One must firmly protest these orgies of a formalism with which even technicians are getting harassed today.
(Literally: of the formalism, with which one is beginning to harass even technicians today.)
To your questions:
1) Techniker is for technicians, engineers, graduates of the Technische Hochschule where Weyl gave these lectures, as opposed to scientists or graduates of the University. Applied, not pure.
2) sogar definitely applies to Techniker, not to heute.
3) belästigen =
Weyl’s words sound like a veiled attack on F. Klein’s preface to Schouten’s Affinoranalysis (1914) and its 19+ operations on affinors, deviators, septors, nonors, etc.:
Dr. J. A. Schouten was active so far in Rotterdam as an electrical engineer (Elektrotechniker), and got on his own from electrotechnical problems to the theories he outlines in what follows.
The point is to investigate the geometrical quantities that arise in vector analysis and the Gibbs dyads, triads, etc., on the basis of a group theoretical principle I established long ago: that all geometry is invariant theory under a group, which however one has much latitude in choosing.
Mr. Schouten’s investigations are all the more welcome, that it is the first time the developments in question, which alone seem to lead to a rational division of geometrical structures, are taken up by a practitioner. Mr. Schouten’s main achievement is that he consistently implements the principle even in higher cases. Of course, some of the resulting higher-order structures already appeared now and then in mechanics and physics, but they had not yet been enumerated in such systematic completeness as is the case here.

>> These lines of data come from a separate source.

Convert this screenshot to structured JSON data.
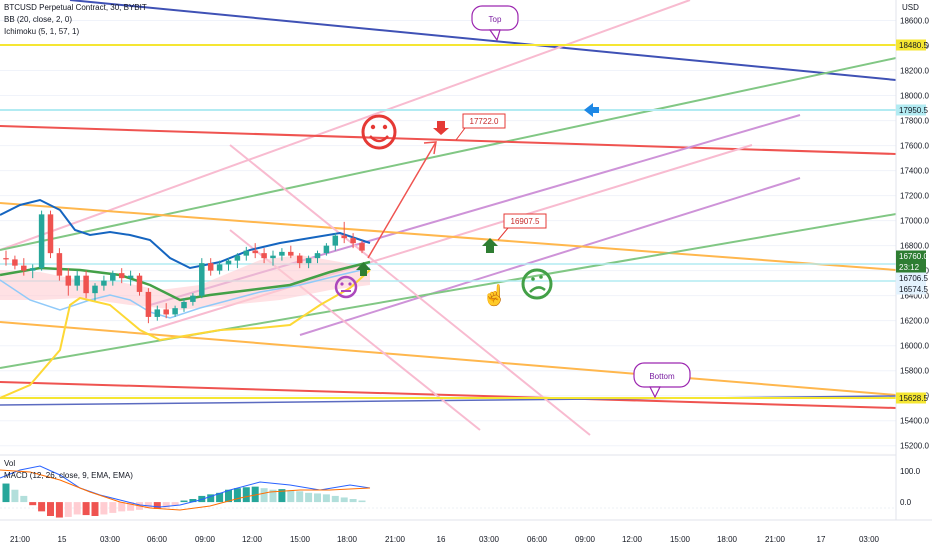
{
  "legend": {
    "symbol": "BTCUSD Perpetual Contract, 30, BYBIT",
    "bb": "BB (20, close, 2, 0)",
    "ichimoku": "Ichimoku (5, 1, 57, 1)",
    "vol": "Vol",
    "macd": "MACD (12, 26, close, 9, EMA, EMA)"
  },
  "price_axis": {
    "currency": "USD",
    "ticks": [
      "18600.0",
      "18400.0",
      "18200.0",
      "18000.0",
      "17800.0",
      "17600.0",
      "17400.0",
      "17200.0",
      "17000.0",
      "16800.0",
      "16600.0",
      "16400.0",
      "16200.0",
      "16000.0",
      "15800.0",
      "15600.0",
      "15400.0",
      "15200.0"
    ]
  },
  "macd_axis": {
    "ticks": [
      "100.0",
      "0.0"
    ]
  },
  "time_axis": {
    "ticks": [
      "21:00",
      "15",
      "03:00",
      "06:00",
      "09:00",
      "12:00",
      "15:00",
      "18:00",
      "21:00",
      "16",
      "03:00",
      "06:00",
      "09:00",
      "12:00",
      "15:00",
      "18:00",
      "21:00",
      "17",
      "03:00"
    ]
  },
  "price_tags": [
    {
      "value": "18480.5",
      "color": "#f5e632",
      "text_color": "#131722"
    },
    {
      "value": "17950.5",
      "color": "#b2ebf2",
      "text_color": "#131722"
    },
    {
      "value": "16760.0",
      "color": "#2e7d32",
      "text_color": "#ffffff"
    },
    {
      "value": "23:12",
      "color": "#2e7d32",
      "text_color": "#ffffff"
    },
    {
      "value": "16706.5",
      "color": "#e3f2fd",
      "text_color": "#131722"
    },
    {
      "value": "16574.5",
      "color": "#e3f2fd",
      "text_color": "#131722"
    },
    {
      "value": "15628.5",
      "color": "#f5e632",
      "text_color": "#131722"
    }
  ],
  "callouts": [
    {
      "name": "top-callout",
      "text": "Top",
      "color": "#9c27b0"
    },
    {
      "name": "bottom-callout",
      "text": "Bottom",
      "color": "#9c27b0"
    },
    {
      "name": "target-17722-callout",
      "text": "17722.0",
      "color": "#e53935"
    },
    {
      "name": "target-16907-callout",
      "text": "16907.5",
      "color": "#e53935"
    }
  ],
  "chart_data": {
    "type": "candlestick",
    "title": "BTCUSD Perpetual Contract, 30, BYBIT",
    "price_range": [
      15150,
      18700
    ],
    "last_price": 16760.0,
    "horizontal_levels": [
      18480.5,
      17950.5,
      16706.5,
      16574.5,
      15628.5
    ],
    "targets": [
      17722.0,
      16907.5
    ],
    "candles_ohlc": [
      [
        16700,
        16760,
        16640,
        16690
      ],
      [
        16690,
        16720,
        16610,
        16640
      ],
      [
        16640,
        16700,
        16560,
        16600
      ],
      [
        16600,
        16650,
        16540,
        16620
      ],
      [
        16620,
        17080,
        16600,
        17050
      ],
      [
        17050,
        17080,
        16700,
        16740
      ],
      [
        16740,
        16780,
        16520,
        16560
      ],
      [
        16560,
        16620,
        16400,
        16480
      ],
      [
        16480,
        16600,
        16440,
        16560
      ],
      [
        16560,
        16600,
        16380,
        16420
      ],
      [
        16420,
        16500,
        16360,
        16480
      ],
      [
        16480,
        16560,
        16440,
        16520
      ],
      [
        16520,
        16600,
        16480,
        16580
      ],
      [
        16580,
        16620,
        16500,
        16540
      ],
      [
        16540,
        16600,
        16480,
        16560
      ],
      [
        16560,
        16580,
        16400,
        16430
      ],
      [
        16430,
        16460,
        16180,
        16230
      ],
      [
        16230,
        16320,
        16200,
        16290
      ],
      [
        16290,
        16340,
        16220,
        16250
      ],
      [
        16250,
        16320,
        16230,
        16300
      ],
      [
        16300,
        16380,
        16270,
        16350
      ],
      [
        16350,
        16420,
        16320,
        16400
      ],
      [
        16400,
        16700,
        16380,
        16660
      ],
      [
        16660,
        16700,
        16560,
        16600
      ],
      [
        16600,
        16680,
        16570,
        16650
      ],
      [
        16650,
        16700,
        16600,
        16680
      ],
      [
        16680,
        16740,
        16620,
        16720
      ],
      [
        16720,
        16790,
        16680,
        16760
      ],
      [
        16760,
        16820,
        16700,
        16740
      ],
      [
        16740,
        16780,
        16660,
        16700
      ],
      [
        16700,
        16760,
        16640,
        16720
      ],
      [
        16720,
        16780,
        16680,
        16750
      ],
      [
        16750,
        16800,
        16700,
        16720
      ],
      [
        16720,
        16740,
        16620,
        16660
      ],
      [
        16660,
        16720,
        16620,
        16700
      ],
      [
        16700,
        16760,
        16660,
        16740
      ],
      [
        16740,
        16820,
        16720,
        16800
      ],
      [
        16800,
        16900,
        16760,
        16880
      ],
      [
        16880,
        16990,
        16820,
        16860
      ],
      [
        16860,
        16900,
        16780,
        16820
      ],
      [
        16820,
        16840,
        16740,
        16760
      ]
    ],
    "macd": {
      "histogram": [
        60,
        40,
        20,
        -10,
        -30,
        -45,
        -50,
        -48,
        -40,
        -42,
        -45,
        -40,
        -35,
        -30,
        -28,
        -25,
        -20,
        -22,
        -18,
        -10,
        5,
        10,
        20,
        25,
        30,
        40,
        45,
        48,
        50,
        45,
        40,
        42,
        38,
        35,
        30,
        28,
        25,
        20,
        15,
        10,
        5
      ],
      "range": [
        -45,
        120
      ]
    },
    "series": [
      {
        "name": "BB (20, close, 2, 0)"
      },
      {
        "name": "Ichimoku (5, 1, 57, 1)"
      },
      {
        "name": "MACD (12, 26, close, 9, EMA, EMA)"
      }
    ]
  }
}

Wikipedia even claims that Weyl’s quote targets this book explicitly. However, this seems to rely on overinterpretation by Reich (1994, p. 157) of an ill-captioned picture in Rowe (1989a, p. 17; 1989b): Struik (1971, p. 2) merely writes that “Schouten later realized that Weyl’s critique of “orgies of formalism” was also applicable to this book” — and Klein also promoted Theory of Screws (1900) or Geometrie der Dynamen (1903), among others.